The Slaughter of the Innocents

Section Eight of WH Auden’s “For The Time Being.” (FTTB)

And so, after the theological/philosophical ramblings of the last section, WH Auden returns us to the characters again.
Let’s get to it.

First, as I’ve done with other sections, a few words of what we know of the actual King Herod….

Herod was a puppet king, installed and blessed by the Roman Empire. Yes, he was “King of Israel,” but it’s not like he had full and total independent control of his kingdom. As I said the other day, Herod often saw himself caught between a “rock and a hard place.”


The rock: The Roman Empire.
The hard place: His own people, and their desire for theocratic rule in the name of Isreal’s God.

Herod himself, we are to believe, was a “Hellenistic Jew.” This means that while he was culturally and religiously Jewish, he was also educated in Greco-Roman philosophy. He was an “elite” in every sense of the word, perhaps out of touch with common Jewish folks.

The historical Herod was, indeed, also a tyrant. He slaughtered members of his own family to preserve his political power. There are stories of common Jews being slaughtered near his ornate palace outside of Jerusalem.

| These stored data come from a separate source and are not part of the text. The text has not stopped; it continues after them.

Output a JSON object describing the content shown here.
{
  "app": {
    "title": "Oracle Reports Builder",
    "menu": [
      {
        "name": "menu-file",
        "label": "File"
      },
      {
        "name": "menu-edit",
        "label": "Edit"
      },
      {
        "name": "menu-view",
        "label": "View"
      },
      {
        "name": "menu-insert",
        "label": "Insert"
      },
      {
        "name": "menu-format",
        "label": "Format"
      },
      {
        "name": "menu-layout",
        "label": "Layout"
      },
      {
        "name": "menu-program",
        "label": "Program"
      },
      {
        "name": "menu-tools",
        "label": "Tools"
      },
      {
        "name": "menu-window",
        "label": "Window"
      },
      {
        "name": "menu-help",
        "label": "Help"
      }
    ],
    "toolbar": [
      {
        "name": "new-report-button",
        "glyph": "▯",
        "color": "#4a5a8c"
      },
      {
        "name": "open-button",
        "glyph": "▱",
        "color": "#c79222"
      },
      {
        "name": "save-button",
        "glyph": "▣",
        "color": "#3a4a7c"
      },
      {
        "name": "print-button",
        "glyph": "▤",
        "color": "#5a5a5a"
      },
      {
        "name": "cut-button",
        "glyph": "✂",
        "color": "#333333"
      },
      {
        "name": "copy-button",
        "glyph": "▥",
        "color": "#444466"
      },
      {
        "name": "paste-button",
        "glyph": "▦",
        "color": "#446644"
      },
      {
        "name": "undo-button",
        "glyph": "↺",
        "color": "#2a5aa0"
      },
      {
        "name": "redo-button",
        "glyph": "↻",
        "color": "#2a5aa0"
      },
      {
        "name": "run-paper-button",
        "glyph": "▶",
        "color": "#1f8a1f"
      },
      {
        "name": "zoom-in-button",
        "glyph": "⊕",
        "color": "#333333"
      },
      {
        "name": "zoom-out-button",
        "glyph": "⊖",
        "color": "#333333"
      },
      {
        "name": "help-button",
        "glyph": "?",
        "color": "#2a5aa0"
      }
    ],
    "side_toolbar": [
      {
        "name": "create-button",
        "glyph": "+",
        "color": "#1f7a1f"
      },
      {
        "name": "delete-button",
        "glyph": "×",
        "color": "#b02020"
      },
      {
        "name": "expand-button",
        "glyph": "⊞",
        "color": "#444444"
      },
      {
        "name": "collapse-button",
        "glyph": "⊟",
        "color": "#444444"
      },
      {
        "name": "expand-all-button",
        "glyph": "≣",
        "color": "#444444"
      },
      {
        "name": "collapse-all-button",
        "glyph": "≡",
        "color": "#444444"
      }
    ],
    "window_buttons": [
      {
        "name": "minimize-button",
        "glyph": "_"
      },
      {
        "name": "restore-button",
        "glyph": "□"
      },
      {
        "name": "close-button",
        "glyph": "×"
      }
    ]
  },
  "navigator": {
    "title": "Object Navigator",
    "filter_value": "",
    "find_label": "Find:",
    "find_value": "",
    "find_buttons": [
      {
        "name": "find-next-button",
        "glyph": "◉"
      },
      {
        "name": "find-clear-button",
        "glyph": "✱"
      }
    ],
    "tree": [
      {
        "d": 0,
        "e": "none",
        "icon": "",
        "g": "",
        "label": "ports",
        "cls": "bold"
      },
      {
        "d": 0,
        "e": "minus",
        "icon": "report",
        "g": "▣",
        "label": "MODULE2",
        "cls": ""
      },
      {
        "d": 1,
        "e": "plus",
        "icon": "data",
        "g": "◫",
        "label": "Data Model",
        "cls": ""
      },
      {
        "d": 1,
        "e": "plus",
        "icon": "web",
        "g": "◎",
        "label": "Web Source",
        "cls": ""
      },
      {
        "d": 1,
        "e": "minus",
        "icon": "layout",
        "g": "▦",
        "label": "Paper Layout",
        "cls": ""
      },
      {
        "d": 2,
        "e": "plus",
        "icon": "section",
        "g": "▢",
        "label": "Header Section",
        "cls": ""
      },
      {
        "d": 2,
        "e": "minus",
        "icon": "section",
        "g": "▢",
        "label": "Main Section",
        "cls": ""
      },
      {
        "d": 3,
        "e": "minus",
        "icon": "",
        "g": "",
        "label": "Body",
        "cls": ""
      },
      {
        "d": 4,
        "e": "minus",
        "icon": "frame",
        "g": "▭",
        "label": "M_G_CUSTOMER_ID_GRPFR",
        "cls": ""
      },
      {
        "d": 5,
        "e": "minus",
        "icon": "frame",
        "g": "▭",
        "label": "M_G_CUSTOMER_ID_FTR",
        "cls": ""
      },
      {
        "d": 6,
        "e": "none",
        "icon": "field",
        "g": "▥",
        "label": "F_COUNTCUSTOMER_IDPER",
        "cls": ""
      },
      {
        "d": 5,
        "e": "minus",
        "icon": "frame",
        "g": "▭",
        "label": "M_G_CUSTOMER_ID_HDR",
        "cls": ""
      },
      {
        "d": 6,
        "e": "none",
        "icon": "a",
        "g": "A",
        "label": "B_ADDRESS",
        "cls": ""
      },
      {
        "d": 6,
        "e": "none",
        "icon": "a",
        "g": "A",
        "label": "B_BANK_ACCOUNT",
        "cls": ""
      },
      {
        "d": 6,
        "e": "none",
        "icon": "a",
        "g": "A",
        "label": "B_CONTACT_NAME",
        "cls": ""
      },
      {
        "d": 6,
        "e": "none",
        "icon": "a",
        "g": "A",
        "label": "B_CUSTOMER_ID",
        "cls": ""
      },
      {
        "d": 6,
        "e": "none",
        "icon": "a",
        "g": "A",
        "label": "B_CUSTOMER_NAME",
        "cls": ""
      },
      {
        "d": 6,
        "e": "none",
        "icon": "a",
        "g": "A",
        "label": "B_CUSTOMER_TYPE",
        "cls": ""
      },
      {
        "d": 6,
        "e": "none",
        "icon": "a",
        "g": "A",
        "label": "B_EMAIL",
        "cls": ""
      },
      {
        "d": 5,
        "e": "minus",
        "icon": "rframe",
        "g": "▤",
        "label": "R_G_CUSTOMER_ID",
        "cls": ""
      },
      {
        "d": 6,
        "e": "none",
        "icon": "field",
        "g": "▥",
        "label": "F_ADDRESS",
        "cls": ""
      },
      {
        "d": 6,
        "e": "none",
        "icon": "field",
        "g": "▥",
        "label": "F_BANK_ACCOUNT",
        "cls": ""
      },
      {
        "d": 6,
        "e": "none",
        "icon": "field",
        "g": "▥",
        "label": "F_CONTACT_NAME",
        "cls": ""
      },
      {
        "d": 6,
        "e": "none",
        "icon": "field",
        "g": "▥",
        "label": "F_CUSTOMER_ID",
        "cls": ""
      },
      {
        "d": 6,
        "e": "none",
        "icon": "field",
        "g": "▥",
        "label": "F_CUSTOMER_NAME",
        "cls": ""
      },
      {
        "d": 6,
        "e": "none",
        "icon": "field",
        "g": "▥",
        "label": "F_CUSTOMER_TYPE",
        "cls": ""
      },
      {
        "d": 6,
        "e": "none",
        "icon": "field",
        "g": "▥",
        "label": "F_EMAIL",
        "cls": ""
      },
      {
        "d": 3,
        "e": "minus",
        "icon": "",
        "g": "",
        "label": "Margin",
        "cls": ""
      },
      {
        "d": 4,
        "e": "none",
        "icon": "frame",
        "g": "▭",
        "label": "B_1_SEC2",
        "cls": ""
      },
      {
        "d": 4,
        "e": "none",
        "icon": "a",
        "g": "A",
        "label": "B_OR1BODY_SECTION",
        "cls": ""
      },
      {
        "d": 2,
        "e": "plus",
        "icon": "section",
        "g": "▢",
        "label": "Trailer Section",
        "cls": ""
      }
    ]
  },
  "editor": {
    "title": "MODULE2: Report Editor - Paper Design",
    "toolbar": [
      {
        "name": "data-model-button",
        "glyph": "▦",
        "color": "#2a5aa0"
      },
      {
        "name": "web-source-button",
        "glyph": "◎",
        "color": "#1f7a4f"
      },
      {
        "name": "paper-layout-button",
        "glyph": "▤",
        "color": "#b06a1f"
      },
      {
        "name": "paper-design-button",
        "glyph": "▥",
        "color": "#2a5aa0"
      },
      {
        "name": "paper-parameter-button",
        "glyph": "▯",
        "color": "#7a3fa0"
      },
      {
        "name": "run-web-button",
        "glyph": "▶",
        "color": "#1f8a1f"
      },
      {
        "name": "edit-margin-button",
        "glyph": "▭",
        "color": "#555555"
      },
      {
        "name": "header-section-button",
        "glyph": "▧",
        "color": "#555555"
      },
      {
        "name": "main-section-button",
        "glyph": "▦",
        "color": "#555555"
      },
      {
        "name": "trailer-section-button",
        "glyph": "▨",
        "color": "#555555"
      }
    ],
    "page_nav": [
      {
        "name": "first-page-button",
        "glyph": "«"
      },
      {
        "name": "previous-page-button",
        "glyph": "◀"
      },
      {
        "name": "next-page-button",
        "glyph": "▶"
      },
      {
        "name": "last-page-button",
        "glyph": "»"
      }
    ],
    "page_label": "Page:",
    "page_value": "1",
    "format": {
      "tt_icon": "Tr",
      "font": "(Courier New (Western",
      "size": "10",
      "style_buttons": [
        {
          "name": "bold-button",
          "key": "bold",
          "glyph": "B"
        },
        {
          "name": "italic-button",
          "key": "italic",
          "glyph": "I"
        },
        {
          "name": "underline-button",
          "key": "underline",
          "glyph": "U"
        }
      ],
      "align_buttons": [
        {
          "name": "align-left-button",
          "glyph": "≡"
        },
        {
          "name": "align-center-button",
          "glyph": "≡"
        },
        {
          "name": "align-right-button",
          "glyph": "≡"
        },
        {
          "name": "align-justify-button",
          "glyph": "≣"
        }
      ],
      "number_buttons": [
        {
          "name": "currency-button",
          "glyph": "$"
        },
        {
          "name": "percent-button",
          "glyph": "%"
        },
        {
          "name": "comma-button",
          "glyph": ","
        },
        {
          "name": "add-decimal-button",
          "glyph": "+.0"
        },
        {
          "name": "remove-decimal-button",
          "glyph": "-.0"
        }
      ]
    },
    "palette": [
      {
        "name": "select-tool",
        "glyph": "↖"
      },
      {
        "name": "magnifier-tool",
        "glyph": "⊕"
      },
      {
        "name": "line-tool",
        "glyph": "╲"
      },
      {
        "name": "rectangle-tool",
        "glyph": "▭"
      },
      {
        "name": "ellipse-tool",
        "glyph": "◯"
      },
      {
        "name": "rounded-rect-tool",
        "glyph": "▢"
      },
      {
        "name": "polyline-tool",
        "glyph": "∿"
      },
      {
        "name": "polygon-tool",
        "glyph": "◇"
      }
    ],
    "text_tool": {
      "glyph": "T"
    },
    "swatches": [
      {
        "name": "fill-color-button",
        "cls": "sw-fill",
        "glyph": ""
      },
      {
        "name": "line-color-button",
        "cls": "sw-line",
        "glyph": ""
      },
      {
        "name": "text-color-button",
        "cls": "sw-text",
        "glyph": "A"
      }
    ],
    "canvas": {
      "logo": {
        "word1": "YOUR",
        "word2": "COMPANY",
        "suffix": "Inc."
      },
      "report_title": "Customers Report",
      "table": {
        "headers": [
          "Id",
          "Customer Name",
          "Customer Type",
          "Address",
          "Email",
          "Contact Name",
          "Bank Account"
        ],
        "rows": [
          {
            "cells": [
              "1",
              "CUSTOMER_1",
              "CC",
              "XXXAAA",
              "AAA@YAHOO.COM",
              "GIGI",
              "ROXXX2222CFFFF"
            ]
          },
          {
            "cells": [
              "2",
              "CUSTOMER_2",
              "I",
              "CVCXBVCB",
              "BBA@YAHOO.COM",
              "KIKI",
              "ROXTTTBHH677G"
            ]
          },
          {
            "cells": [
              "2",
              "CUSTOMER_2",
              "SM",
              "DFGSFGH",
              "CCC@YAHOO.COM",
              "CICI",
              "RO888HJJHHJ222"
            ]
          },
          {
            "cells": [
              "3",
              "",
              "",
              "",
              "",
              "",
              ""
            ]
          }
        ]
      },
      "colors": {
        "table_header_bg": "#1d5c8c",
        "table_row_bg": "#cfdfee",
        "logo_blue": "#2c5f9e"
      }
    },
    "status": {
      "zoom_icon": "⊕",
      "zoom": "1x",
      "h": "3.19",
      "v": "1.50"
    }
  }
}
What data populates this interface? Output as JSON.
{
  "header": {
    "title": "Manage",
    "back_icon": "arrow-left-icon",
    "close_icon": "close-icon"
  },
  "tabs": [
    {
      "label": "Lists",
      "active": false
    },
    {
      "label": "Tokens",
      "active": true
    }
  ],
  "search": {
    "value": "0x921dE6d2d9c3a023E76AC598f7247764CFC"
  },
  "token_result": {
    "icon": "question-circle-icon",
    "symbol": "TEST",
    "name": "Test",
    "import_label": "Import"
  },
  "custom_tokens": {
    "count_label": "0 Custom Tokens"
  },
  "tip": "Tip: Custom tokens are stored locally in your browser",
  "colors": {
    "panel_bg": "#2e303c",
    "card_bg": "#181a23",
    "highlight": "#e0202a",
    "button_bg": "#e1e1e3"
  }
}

I say all this to note this historical truth: While there is no historical evidence to suggest an actual slaughter of two-year-old boys in Israel…everybody who read this story…everybody who knew of the actual, historical King Herod, might have thought to themselves, “yeah…that sounds like something Herod would do…”

So, Auden’s Herod is a bit more sanguine and calm than the Biblical Herod. In Matthew, Herod is described as being “stirred up.” And his being “stirred up” also stirs up “all of Jerusalem with him.”

As I like to say when I preach on Herod, this is opposite of good leadership.

In my Christmas meditation of a few weeks ago. I reminded you all of what social commentator Naomi Klein has said about our age. That in a time of great distress:

Calm is a form of resistance.”

But Herod is not calm.
Herod is “stirred up.”

And his own anxiety and fear stir up everyone else.

In this, the Biblical King Herod reminds me far more of Donald Trump than anyone else in modern times. Trump is an evil master at using the language of religion, and at “stirring up” his followers into a frenzy. That frenzy resulted in an actual attempted insurrections against the United States, three years ago.

For Christians —those of us who actually read these stories carefully— we have been struck by the paradox that “January 6th” now has an entirely new cultural meaning.

1,200 hundred people have been charged with crimes associated with that insurrection on that day.
Hundreds are already convicted, and hundreds more have pled guilty.

When I look at the Bible, and look at our insurrection I cannot help but see the parallels. These contemporary rioters were, exactly as Matthew describes, “stirred up” by a cesspool of pundits and social media sources…even our President at the time…convinced that the election had been stolen. They were so “stirred up” that they tried to take over our government.

This leads me to a tangent…before we come back to WH Auden’s King Herod…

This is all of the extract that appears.